Xen ベースの仮想マシンは VM ゲストDomU と呼ばれることもありますが、これは下記のコンポーネントから構成されるものです:

  • 起動可能なオペレーティングシステムを含む 1 台もしくは複数台の仮想ディスク。仮想ディスクはファイルベースのほか、パーティションベースやボリュームベース、もしくはその他のブロックデバイスをベースにすることもできます。

  • ゲストドメインごとの設定ファイル。これはテキストファイル形式で、 man 5 xl.conf で表示することのできるマニュアルページで書式が説明されているものです。

  • 1 つもしくは複数のネットワークデバイス。制御ドメインが提供する仮想ネットワークに接続します。

管理ツール/コマンド/設定ファイル

GUI ツールやコマンド、設定ファイルなどの仕組みにより、お使いの仮想環境を管理したりカスタマイズしたりすることができます。

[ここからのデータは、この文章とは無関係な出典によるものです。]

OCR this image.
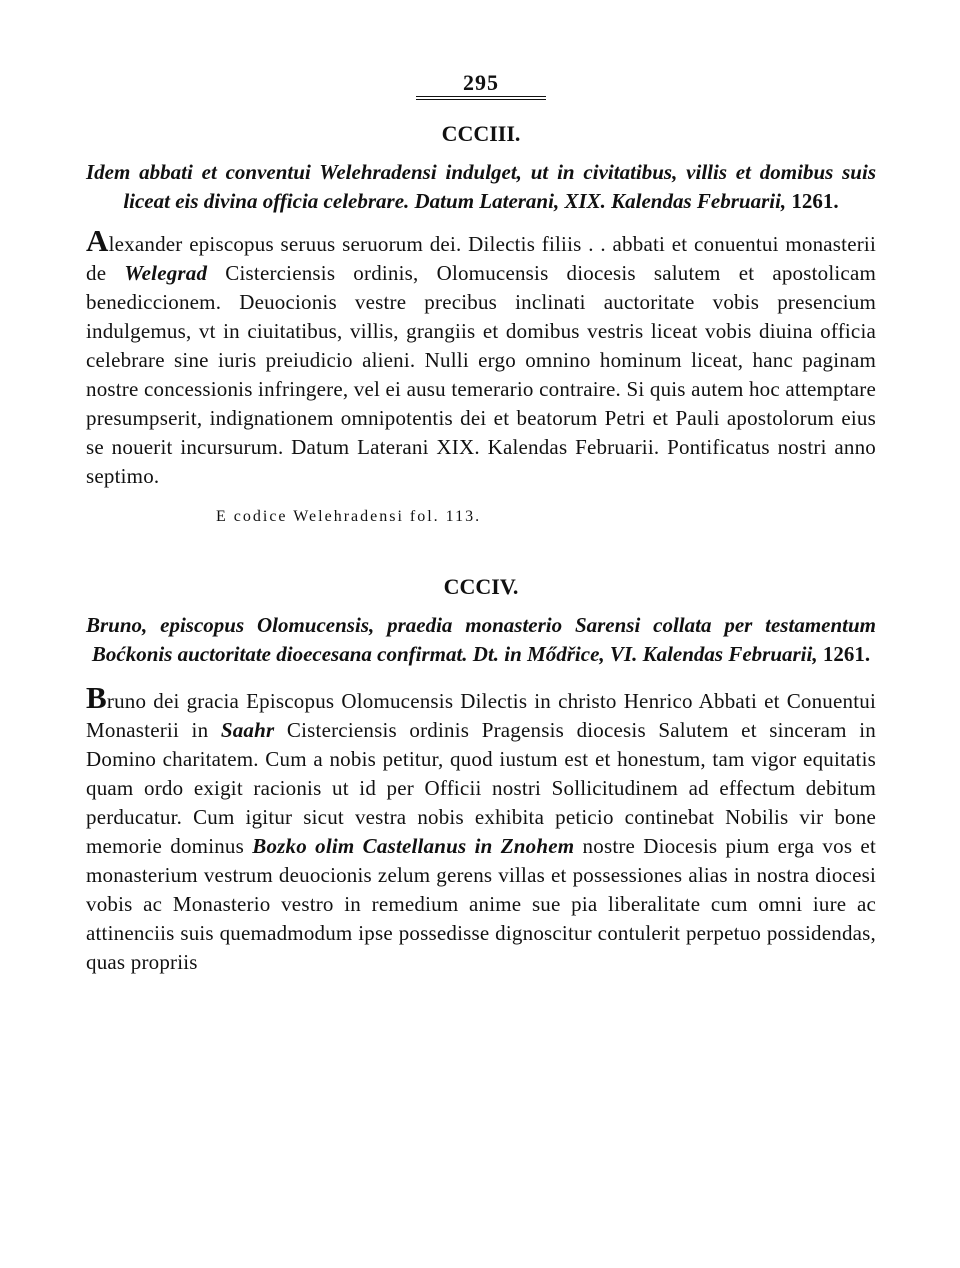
295

CCCIII.

Idem abbati et conventui Welehradensi indulget, ut in civitatibus, villis et domibus suis liceat eis divina officia celebrare. Datum Laterani, XIX. Kalendas Februarii, 1261.

Alexander episcopus seruus seruorum dei. Dilectis filiis . . abbati et conuentui monasterii de Welegrad Cisterciensis ordinis, Olomucensis diocesis salutem et apostolicam benediccionem. Deuocionis vestre precibus inclinati auctoritate vobis presencium indulgemus, vt in ciuitatibus, villis, grangiis et domibus vestris liceat vobis diuina officia celebrare sine iuris preiudicio alieni. Nulli ergo omnino hominum liceat, hanc paginam nostre concessionis infringere, vel ei ausu temerario contraire. Si quis autem hoc attemptare presumpserit, indignationem omnipotentis dei et beatorum Petri et Pauli apostolorum eius se nouerit incursurum. Datum Laterani XIX. Kalendas Februarii. Pontificatus nostri anno septimo.

E codice Welehradensi fol. 113.

CCCIV.

Bruno, episcopus Olomucensis, praedia monasterio Sarensi collata per testamentum Boćkonis auctoritate dioecesana confirmat. Dt. in Mődřice, VI. Kalendas Februarii, 1261.

Bruno dei gracia Episcopus Olomucensis Dilectis in christo Henrico Abbati et Conuentui Monasterii in Saahr Cisterciensis ordinis Pragensis diocesis Salutem et sinceram in Domino charitatem. Cum a nobis petitur, quod iustum est et honestum, tam vigor equitatis quam ordo exigit racionis ut id per Officii nostri Sollicitudinem ad effectum debitum perducatur. Cum igitur sicut vestra nobis exhibita peticio continebat Nobilis vir bone memorie dominus Bozko olim Castellanus in Znohem nostre Diocesis pium erga vos et monasterium vestrum deuocionis zelum gerens villas et possessiones alias in nostra diocesi vobis ac Monasterio vestro in remedium anime sue pia liberalitate cum omni iure ac attinenciis suis quemadmodum ipse possedisse dignoscitur contulerit perpetuo possidendas, quas propriis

3.2 Xen 仮想化アーキテクチャ Edit source

下記の図は仮想マシンホストの中に 4 台の仮想マシンが存在する場合の例です。 Xen ハイパーバイザ (Hypervisor) は物理ハードウエアプラットフォーム (Physical Machine) 上で直接動作しています。なお、制御ドメイン (Virtual Machine Host Server) も仮想マシンそのものですが、通常の仮想マシンの機能に加えて、管理作業を実施できる機能が与えられていることに注意してください。

Xen 仮想化アーキテクチャ
図 3.1: Xen 仮想化アーキテクチャ

一番左には Dom0 の仮想マシンホストが描かれ、こちらでは openSUSE Leap オペレーティングシステムを動作させているものとします。真ん中の 2 台の仮想マシンは準仮想化 (Paravirtualized) の OS を動作させていて、右側では何も変更を加えていない (Unmodified) オペレーティングシステム (Microsoft Windows や Microsoft Windows Server など) を動作させています。